Installation of a mini UPS that can keep these ticking over is a simple plug and play process - and depending on what else you need to power up, and how much you’re willing to spend, you might be able to keep other electronics running at the same time.

Although some cheap mini UPS devices may do the trick for part of load shedding, Vosloo recommends nothing smaller than a 1 kilo volt-ampere (KVA), or 1000VA, UPS. Generally speaking, the more you pay, the more battery power you'll get, and the longer your UPS will last.

Online stores have dozens of options available at 650va or less, but Vosloo cautions that these may be too lightweight to even keep just a fibre line going for a decent amount of time.

“Opting for a 1000va UPS means you’ll have an additional internal battery inside to give you more backup time - but it obviously costs a little bit more,” he says.

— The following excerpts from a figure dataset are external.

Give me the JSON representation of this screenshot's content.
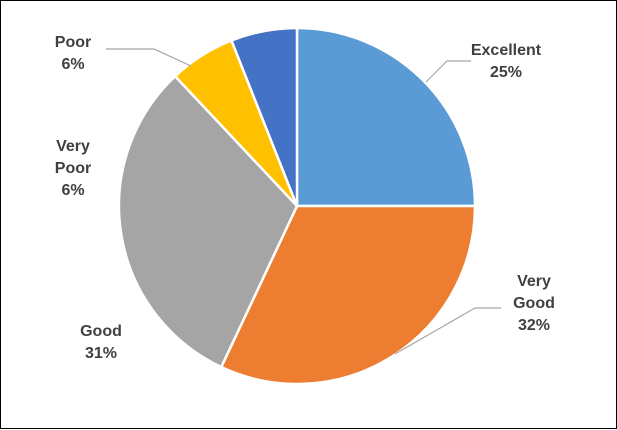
{
  "chart_data": {
    "type": "pie",
    "start_angle_deg": 0,
    "direction": "clockwise",
    "slices": [
      {
        "label": "Excellent",
        "lines": [
          "Excellent"
        ],
        "value": 25,
        "pct_text": "25%",
        "color": "#5B9BD5"
      },
      {
        "label": "Very Good",
        "lines": [
          "Very",
          "Good"
        ],
        "value": 32,
        "pct_text": "32%",
        "color": "#ED7D31"
      },
      {
        "label": "Good",
        "lines": [
          "Good"
        ],
        "value": 31,
        "pct_text": "31%",
        "color": "#A5A5A5"
      },
      {
        "label": "Poor",
        "lines": [
          "Poor"
        ],
        "value": 6,
        "pct_text": "6%",
        "color": "#FFC000"
      },
      {
        "label": "Very Poor",
        "lines": [
          "Very",
          "Poor"
        ],
        "value": 6,
        "pct_text": "6%",
        "color": "#4472C4"
      }
    ],
    "title": "",
    "legend": "none"
  }
}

A basic unit that meets these minimum requirements typically costs between R800 and R3,000, depending on the brand, additional features, noise levels, and included accessories like cables.

Many UPS devices may also need a separate IEC adaptor, or kettle plug, to power up your internet devices.

If that sounds like too much work, a DC UPS is an easier and far cheaper solution - but it won't power up much more than your router, ONT box, and maybe a phone, for more than two hours. Although this route is typically the cheapest and easiest for keeping your fibre running through power outages it's important to make sure all power cables into and out of your UPS, router, and ONT box are the correct size to avoid having to buy often hard-to-find convertors.

Here are some of the UPS options to keep your fibre internet connection going during load shedding and other power outages.

Mecer 1000VA Line Interactive UPS

Eaton 1100VA Line-Interactive UPS

  • Takealot (4.2 stars, 19 reviews): R1,599
  • Geewiz: (3.7 stars, 3 reviews): R1663
  • Loot (3 stars, 2 reviews): R1,594

Vizia WiFi UPS Multi-Volt 12-24V Battery Power Bank WiFi Router

  • Takealot (4.4 stars, 104 reviews): R1,399

Gizzu 8800mAh Mini UPS Dual DC

UltraLAN Micro UPS (DC & PoE) - 45W 8.8AH

This article has been updated to reflect the latest bout of load shedding as well as updated pricing.